Different sectors of the Australian economy were affected at different levels as activities in them varied widely. Aviation and Tourism had virtually no economic activities while retail sector had some sales to satisfy basic needs. In the quarter of June 2020, the largest hit in growth was experienced by accommodation & food sector with a negative growth of 39%, followed by arts & recreation (-23%), transport (-22%), other business services (-19%), wholesale & retail trade (-14%), manufacturing (-10%), construction (-9%) and healthcare (-8%).

Wages, household expenditure and savings play an important role in the GDP growth of the Australian economy, two of which experienced high falls in the June 2020 quarter. Over all, wages went back by 2.5% and the household expenditure reduced by 12.1%, both of which will have significant adverse impacts on the economic growth in the next quarters or years.

Only good news story of this Covid-19 induced recession is the rate of private savings which had a growth of 20% in the June 2020 quarter. This was a 50-year high in the rate of savings in Australia, where ordinary rate of private savings is around 6%. Australians saved highly as there was practically no opportunity to spend due to wide-spread lockdowns as well as these are prudent people who tend to behave in accordance with current economic conditions.

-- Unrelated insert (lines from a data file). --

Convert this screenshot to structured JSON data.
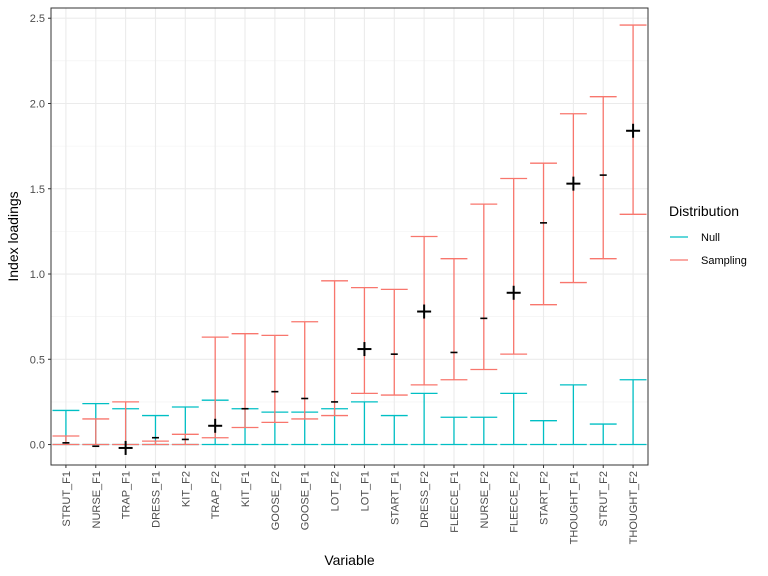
{
  "chart_data": {
    "type": "errorbar",
    "xlabel": "Variable",
    "ylabel": "Index loadings",
    "ylim": [
      -0.12,
      2.56
    ],
    "yticks": [
      0.0,
      0.5,
      1.0,
      1.5,
      2.0,
      2.5
    ],
    "ytick_labels": [
      "0.0",
      "0.5",
      "1.0",
      "1.5",
      "2.0",
      "2.5"
    ],
    "grid": true,
    "categories": [
      "STRUT_F1",
      "NURSE_F1",
      "TRAP_F1",
      "DRESS_F1",
      "KIT_F2",
      "TRAP_F2",
      "KIT_F1",
      "GOOSE_F2",
      "GOOSE_F1",
      "LOT_F2",
      "LOT_F1",
      "START_F1",
      "DRESS_F2",
      "FLEECE_F1",
      "NURSE_F2",
      "FLEECE_F2",
      "START_F2",
      "THOUGHT_F1",
      "STRUT_F2",
      "THOUGHT_F2"
    ],
    "series": [
      {
        "name": "Null",
        "color": "#00BFC4",
        "lower": [
          0,
          0,
          0,
          0,
          0,
          0,
          0,
          0,
          0,
          0,
          0,
          0,
          0,
          0,
          0,
          0,
          0,
          0,
          0,
          0
        ],
        "upper": [
          0.2,
          0.24,
          0.21,
          0.17,
          0.22,
          0.26,
          0.21,
          0.19,
          0.19,
          0.21,
          0.25,
          0.17,
          0.3,
          0.16,
          0.16,
          0.3,
          0.14,
          0.35,
          0.12,
          0.38
        ]
      },
      {
        "name": "Sampling",
        "color": "#F8766D",
        "lower": [
          0.0,
          0.0,
          0.0,
          0.0,
          0.0,
          0.04,
          0.1,
          0.13,
          0.15,
          0.17,
          0.3,
          0.29,
          0.35,
          0.38,
          0.44,
          0.53,
          0.82,
          0.95,
          1.09,
          1.35
        ],
        "upper": [
          0.05,
          0.15,
          0.25,
          0.02,
          0.06,
          0.63,
          0.65,
          0.64,
          0.72,
          0.96,
          0.92,
          0.91,
          1.22,
          1.09,
          1.41,
          1.56,
          1.65,
          1.94,
          2.04,
          2.46
        ]
      }
    ],
    "points": {
      "name": "Observed",
      "color": "#000000",
      "values": [
        0.01,
        -0.01,
        -0.02,
        0.04,
        0.03,
        0.11,
        0.21,
        0.31,
        0.27,
        0.25,
        0.56,
        0.53,
        0.78,
        0.54,
        0.74,
        0.89,
        1.3,
        1.53,
        1.58,
        1.84
      ],
      "significant": [
        false,
        false,
        true,
        false,
        false,
        true,
        false,
        false,
        false,
        false,
        true,
        false,
        true,
        false,
        false,
        true,
        false,
        true,
        false,
        true
      ]
    },
    "legend": {
      "title": "Distribution",
      "position": "right",
      "entries": [
        "Null",
        "Sampling"
      ]
    }
  }
}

Although this recession is the biggest economic plunge on record, it could have been worse in the absence of appropriate health and economic response by the Federal and State/Territory governments. The economic response package that shielded the Australian economy include JobKeeper scheme, JobSeeker scheme, lump-sum payments for welfare recipients and retirees, early release of superannuation, instant asset write-off for taxation, cash-flow boost for employers, support for apprentice/trainees, support for regional Australia, low cost credits for small businesses and measured changes in bankruptcy regulations.

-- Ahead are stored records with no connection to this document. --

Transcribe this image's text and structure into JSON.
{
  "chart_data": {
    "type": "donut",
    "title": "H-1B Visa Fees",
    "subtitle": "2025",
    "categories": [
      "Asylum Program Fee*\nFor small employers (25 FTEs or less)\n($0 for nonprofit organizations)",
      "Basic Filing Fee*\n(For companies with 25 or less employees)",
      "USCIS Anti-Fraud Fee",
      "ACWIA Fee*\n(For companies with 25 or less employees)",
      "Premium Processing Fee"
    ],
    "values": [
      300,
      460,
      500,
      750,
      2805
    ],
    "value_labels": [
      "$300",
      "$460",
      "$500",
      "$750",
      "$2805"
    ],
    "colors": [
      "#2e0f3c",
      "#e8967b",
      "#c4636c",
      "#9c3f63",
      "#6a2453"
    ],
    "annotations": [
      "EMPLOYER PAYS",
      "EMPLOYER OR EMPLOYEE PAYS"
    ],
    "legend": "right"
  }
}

In this pandemic in a century, Australian economy has performed much better than comparable economies in the World, due to a good management of health and provision of appropriate economic response. In the quarter ended 30 June 2020, Spain had a negative GDP growth of 22%, United Kingdom (-21%), France (-19%), Italy (-17%), Europe (-15%), United States (-13%) and, comparatively, Australia’s negative performance was 7%.

An economic recession is generally characterised by low aggregate demand, high unemployment, low interest rates and low economic growth. Australian economy currently has all these characteristics.

Many Australians have lost jobs, had to reduce working hours, got pay cuts, had to put mortgage payments on hold and couldn’t afford the level of expenses to maintain their life style.

In the years to come, it will be hard to find a job, there will be a stiff competition in the job market and businesses will not hire widely.

Young people are particularly in a general disadvantaged position. They will have to compete with experienced workers who lost jobs in recent times. For Australians in jobs, generally speaking, there will be no pay rises and wage growth will be very slow in probably years to come.